На вечере у Менщикова — я был очень в духе, врал без умолку и плясал без устали. Человек минуты — я готов предаваться каждому мимолетному впечатлению; но нашептывать, как демон, первой встретившейся свежей девственной душе несбыточные грезы и тревожные сны — стало у меня маниею… Бывают минуты, когда я становлюсь даже остер до последней степени: немудрено, что К-й, которая только что вышла из пансиона, мне удалось вскружить голову до того, что под конец она слушала мой вздор, не спуская с меня больших и, надобно сказать, прекрасных черных глаз.

Завтра к Л-у*, которого жена не ухвалится мною за нынешний вечер.

XXX

Я был совсем не то, что вчера.

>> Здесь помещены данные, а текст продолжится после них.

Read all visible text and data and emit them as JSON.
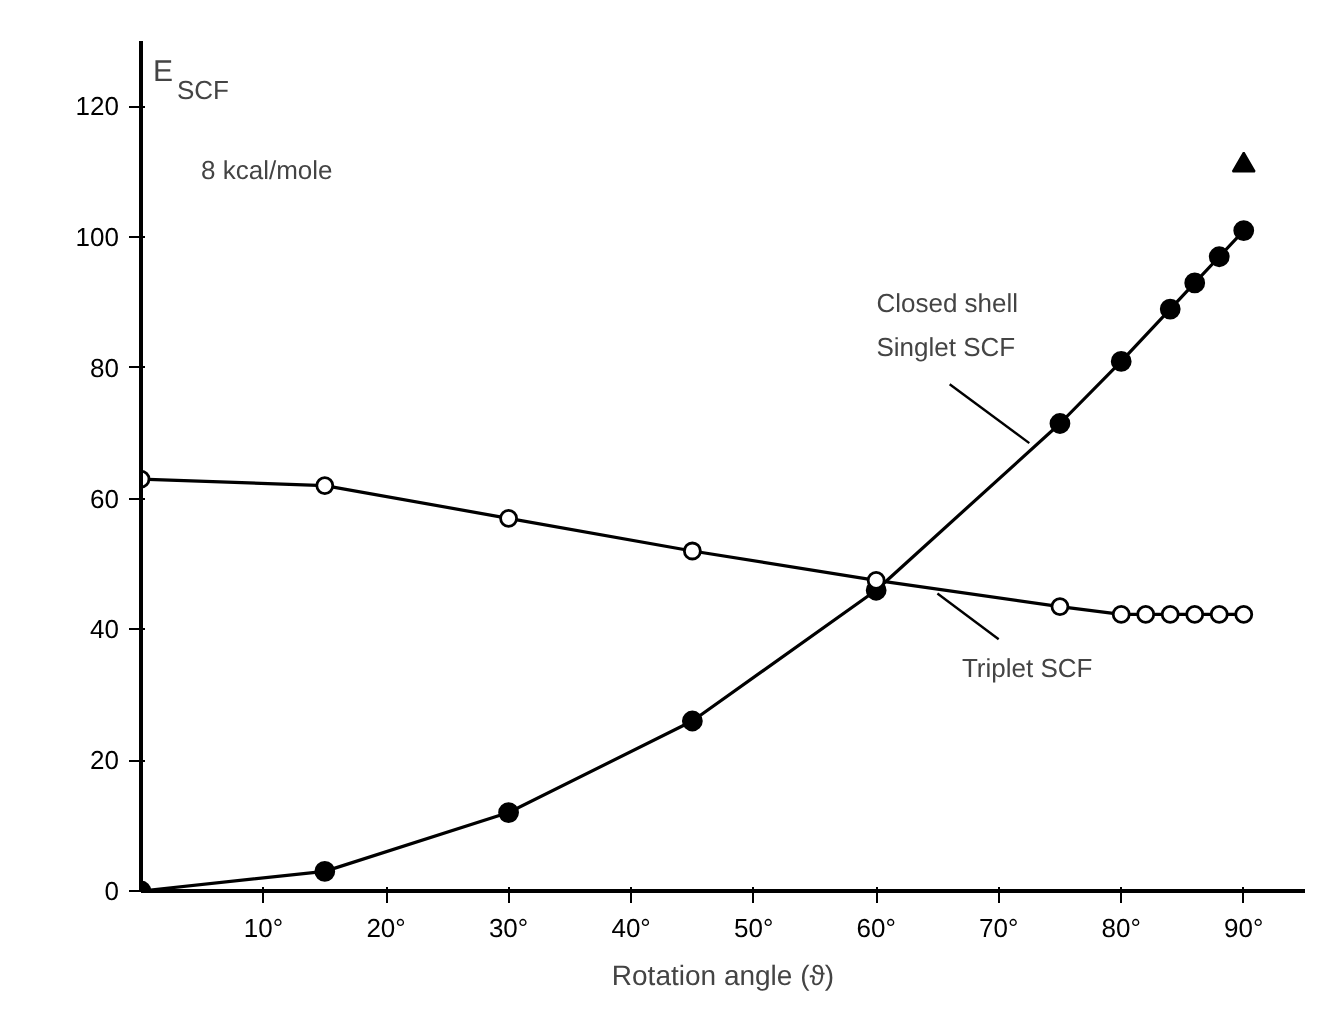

Я хорош только тогда, когда могу примировать*, т. е. когда что-нибудь заставит меня примировать… Все это вытекает во мне из одного принципа, из гордости, которую всякая неудача только злобит, но поднять не в силах. В эти минуты я становлюсь подозрителен до невыносимости. Дайте мне счастие — и я буду благороден, добр, человечествен. Если б я родился аристократом, я был бы совершенно Эгмонтом Гете, но теперь я только оскорблен и раздражен тем, что я не аристократ.

Здесь был Н. И. с женой и Лидией… Лидия до бесконечности добра и нежна со мною. Кстати — на меня не сердятся, потому что поручили просить меня прислать «Роберта»*.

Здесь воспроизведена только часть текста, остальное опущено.